Investing in or partnering with independent electric car companies is a good way to integrate them right into a business. This has several benefits for the investing company. The juicy tax credits are one of them; in the US, for example, using EVs for business purposes can qualify for tax exemptions if they use certain electric vehicles or charging equipment. Public image is another big benefit; replacing the company fleet with EVs makes for some great PR. And for established car or rideshare companies, investing in EVs is an easy way to diversify the business and get a head start on the rise of EVs.

But investing in EV startups is a particularly useful way for other companies to get in on EVs; lacking the lethargic bureaucracy of more established businesses, they move and innovate faster, allowing them to better adapt to industry trends. They can be a quick and easy way for businesses to integrate EVs without the headaches, whether it’s the cars themselves or the gear to support them. Charging startups are a great case study; EnviroSpark, for example, has partnered both with carmakers (Tesla, Volkswagen, and Ford) as well as other businesses (Walmart, IHG Hotels & Resorts, AION Partners) for its installations. Meanwhile, fellow charging startup Volta (not to be confused with Volta Trucks) was acquired by Shell last year.

On the vehicle side, established car companies might invest in startups to help develop their own electric cars; such was the case with Arrival, a UK-based EV startup backed by Hyundai and Kia. Uber also partnered with the company to develop a custom-built EV. But these partnerships also highlight the perils of working with EV startups: Arrival collapsed in early 2024.

The Future of EV Startups

Given that the EV industry could be worth over $800 billion by 2030, you’d think it’d be a safe bet for startups – but that’s far from the case. The market is getting more saturated by the day; more and more legacy car companies are moving ahead with their own EVs, making it harder than ever for startups developing vehicles to get in. It wasn’t always like this; Lucid and Rivian, two ex-startups founded in 2007 and 2009 respectively, boast the biggest chances of success amongst younger companies since they got in before EVs hit the mainstream.

But that window of opportunity has now closed.

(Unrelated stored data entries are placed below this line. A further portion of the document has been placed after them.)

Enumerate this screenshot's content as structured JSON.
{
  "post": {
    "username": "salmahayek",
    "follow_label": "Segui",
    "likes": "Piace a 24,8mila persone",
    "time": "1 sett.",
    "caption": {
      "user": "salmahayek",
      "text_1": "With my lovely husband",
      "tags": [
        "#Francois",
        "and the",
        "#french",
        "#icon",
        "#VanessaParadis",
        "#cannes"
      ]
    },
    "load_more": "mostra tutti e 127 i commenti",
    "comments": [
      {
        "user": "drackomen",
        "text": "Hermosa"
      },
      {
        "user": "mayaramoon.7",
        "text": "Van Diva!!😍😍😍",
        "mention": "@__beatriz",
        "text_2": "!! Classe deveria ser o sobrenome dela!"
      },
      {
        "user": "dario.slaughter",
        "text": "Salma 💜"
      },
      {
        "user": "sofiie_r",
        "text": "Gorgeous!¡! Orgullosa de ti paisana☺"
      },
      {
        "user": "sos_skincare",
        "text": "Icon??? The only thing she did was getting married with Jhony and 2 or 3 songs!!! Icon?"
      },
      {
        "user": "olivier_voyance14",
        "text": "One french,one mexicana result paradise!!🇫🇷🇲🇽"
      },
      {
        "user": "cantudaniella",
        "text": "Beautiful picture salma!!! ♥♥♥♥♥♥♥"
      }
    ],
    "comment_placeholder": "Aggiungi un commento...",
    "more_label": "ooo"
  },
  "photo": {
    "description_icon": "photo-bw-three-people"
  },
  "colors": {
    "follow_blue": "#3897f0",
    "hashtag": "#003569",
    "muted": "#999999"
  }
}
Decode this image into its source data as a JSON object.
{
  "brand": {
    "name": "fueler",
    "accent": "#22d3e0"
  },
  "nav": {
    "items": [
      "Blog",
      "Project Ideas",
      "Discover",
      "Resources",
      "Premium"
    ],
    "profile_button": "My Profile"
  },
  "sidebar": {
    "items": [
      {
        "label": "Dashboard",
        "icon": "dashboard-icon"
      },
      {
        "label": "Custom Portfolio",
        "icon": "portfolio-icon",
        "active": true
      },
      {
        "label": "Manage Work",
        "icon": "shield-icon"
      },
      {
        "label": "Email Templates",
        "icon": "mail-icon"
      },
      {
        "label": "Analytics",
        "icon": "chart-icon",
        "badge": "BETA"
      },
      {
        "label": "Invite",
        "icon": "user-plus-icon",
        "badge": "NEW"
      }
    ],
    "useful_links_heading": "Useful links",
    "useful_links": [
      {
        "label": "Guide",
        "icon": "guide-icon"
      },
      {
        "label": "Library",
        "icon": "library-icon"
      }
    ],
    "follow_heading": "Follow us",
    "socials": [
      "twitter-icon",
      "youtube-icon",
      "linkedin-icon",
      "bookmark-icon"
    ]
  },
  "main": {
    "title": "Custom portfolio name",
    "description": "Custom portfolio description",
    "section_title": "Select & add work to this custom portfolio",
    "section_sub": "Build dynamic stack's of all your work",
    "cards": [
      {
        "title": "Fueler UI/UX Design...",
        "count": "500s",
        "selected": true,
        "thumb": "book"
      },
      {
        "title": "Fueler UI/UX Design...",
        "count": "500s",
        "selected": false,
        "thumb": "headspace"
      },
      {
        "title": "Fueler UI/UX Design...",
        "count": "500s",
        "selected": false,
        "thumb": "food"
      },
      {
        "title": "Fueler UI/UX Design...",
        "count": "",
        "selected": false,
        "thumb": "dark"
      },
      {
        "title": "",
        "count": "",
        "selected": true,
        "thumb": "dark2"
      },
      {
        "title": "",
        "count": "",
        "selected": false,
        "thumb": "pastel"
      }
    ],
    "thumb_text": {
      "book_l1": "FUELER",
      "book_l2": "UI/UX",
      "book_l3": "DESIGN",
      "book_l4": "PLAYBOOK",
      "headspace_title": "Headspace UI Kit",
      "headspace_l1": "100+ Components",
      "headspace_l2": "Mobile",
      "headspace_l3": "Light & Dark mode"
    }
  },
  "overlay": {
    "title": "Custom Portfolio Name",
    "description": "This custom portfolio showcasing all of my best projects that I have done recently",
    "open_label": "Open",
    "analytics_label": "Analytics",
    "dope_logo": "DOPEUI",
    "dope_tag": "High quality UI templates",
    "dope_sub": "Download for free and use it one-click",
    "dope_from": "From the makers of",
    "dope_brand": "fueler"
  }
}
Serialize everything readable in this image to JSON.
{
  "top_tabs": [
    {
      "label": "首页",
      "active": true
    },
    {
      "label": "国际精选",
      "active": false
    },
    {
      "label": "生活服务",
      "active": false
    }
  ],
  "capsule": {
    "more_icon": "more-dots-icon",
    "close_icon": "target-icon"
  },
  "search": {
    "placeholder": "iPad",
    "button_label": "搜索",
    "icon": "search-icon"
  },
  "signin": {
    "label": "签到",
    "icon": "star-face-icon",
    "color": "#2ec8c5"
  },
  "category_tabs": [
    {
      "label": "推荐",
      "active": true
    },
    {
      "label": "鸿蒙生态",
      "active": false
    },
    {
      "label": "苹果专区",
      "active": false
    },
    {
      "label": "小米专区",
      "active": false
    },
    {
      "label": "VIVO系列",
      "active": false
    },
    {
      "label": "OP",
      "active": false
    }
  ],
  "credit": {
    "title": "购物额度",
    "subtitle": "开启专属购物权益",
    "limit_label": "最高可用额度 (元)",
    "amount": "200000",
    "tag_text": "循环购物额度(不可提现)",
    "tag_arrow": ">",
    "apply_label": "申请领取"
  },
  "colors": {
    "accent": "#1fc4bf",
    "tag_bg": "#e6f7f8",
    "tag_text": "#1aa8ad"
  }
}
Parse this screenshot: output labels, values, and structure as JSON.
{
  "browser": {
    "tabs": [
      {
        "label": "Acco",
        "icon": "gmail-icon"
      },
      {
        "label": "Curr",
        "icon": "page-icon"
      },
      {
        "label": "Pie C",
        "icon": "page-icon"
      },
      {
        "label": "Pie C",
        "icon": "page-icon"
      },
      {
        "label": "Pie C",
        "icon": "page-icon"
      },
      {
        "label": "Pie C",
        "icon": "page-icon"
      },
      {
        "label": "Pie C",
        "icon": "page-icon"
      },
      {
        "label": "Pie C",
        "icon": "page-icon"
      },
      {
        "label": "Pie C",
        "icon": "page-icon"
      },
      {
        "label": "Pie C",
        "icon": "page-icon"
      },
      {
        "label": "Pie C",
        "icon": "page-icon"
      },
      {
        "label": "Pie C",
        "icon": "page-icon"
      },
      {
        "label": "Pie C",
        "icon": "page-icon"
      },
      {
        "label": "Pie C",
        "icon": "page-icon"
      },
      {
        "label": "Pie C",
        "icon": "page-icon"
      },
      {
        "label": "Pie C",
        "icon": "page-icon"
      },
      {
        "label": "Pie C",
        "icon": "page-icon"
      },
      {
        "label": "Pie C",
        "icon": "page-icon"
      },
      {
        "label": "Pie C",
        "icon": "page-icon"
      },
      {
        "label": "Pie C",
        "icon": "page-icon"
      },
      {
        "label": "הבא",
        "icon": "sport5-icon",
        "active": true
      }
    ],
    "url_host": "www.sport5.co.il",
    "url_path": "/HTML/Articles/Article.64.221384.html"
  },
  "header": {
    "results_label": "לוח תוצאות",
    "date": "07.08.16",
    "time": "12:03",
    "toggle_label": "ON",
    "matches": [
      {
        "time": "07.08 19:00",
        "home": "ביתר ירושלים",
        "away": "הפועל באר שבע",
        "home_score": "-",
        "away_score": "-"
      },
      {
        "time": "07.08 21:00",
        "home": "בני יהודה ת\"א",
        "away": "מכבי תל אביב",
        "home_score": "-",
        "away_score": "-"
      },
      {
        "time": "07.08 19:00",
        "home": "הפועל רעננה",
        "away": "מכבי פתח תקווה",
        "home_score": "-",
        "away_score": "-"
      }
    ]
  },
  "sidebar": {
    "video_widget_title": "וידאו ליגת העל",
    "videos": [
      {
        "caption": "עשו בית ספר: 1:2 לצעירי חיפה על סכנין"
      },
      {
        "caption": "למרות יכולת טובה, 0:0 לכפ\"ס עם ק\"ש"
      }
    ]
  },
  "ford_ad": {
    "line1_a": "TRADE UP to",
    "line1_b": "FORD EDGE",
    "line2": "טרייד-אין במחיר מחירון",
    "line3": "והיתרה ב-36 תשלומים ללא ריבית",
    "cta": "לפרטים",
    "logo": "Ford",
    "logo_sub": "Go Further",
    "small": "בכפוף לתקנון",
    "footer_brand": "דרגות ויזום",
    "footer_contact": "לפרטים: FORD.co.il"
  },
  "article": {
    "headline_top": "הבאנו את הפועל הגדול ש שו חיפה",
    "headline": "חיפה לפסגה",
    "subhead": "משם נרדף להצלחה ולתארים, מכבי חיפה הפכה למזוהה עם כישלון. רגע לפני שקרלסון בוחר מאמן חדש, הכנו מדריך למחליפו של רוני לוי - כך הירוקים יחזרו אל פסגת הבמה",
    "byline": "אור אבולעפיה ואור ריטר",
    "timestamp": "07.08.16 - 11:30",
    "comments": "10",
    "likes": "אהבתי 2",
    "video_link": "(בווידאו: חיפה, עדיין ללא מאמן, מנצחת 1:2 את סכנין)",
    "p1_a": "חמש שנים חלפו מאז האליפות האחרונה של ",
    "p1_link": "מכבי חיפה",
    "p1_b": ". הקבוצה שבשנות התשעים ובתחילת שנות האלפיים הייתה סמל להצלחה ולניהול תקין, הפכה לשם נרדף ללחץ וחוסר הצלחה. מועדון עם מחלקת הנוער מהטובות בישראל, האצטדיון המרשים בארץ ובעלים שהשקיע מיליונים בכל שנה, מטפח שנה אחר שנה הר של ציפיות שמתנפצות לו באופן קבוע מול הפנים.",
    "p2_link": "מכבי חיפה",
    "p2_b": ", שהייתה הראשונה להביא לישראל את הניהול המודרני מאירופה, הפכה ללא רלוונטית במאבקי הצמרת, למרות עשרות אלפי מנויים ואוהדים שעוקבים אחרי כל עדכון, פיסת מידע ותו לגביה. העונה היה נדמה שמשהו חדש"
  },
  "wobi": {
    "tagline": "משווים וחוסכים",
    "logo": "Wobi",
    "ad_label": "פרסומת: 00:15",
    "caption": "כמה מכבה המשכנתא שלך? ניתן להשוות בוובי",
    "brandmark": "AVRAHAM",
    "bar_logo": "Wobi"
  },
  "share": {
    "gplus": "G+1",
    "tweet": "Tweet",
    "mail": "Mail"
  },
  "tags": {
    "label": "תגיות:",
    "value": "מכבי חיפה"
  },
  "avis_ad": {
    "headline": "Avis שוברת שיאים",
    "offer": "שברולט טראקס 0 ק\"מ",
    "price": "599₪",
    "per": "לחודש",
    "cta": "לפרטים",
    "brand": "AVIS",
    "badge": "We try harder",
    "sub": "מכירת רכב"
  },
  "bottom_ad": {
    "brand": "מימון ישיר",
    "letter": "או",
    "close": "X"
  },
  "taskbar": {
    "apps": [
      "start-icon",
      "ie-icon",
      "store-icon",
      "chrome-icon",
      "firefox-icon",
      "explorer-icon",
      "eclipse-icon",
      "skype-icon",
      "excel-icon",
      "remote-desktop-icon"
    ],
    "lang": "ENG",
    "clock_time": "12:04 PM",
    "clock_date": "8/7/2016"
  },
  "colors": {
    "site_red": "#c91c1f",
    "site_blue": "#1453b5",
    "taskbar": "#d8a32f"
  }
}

Add to that the mountain of logistical obstacles facing EV startups – such as high upfront costs and rising interest rates – and it’s not surprising that they’re dropping like flies. ‘Even if there’s a flurry of and a ferment of a lot of new firms right now, history would tell us it won’t last,’ John Paul MacDuffie, a professor at the University of Pennsylvania’s Wharton School of Business, told CNBC. The future looks brighter for startups supporting, rather than building, EVs, such as the burst of charging companies popping up; after all, the success of every EV depends on widely available charging stations.

But will all that be enough for the planet? According to a recent report by Bloomberg NEF, it might not be; the only sector of EVs poised to hit net zero by 2050 is three-wheeled vehicles. And even though EVs on the road are projected to rise to 476 million by 2030 and 722 million by 2040, reaching net-zero would require 679 million and 1.1 billion vehicles, respectively. There’s clearly work left to do – but while startups might not be leading the charge anymore, their products could still play an key role if they play their cards right.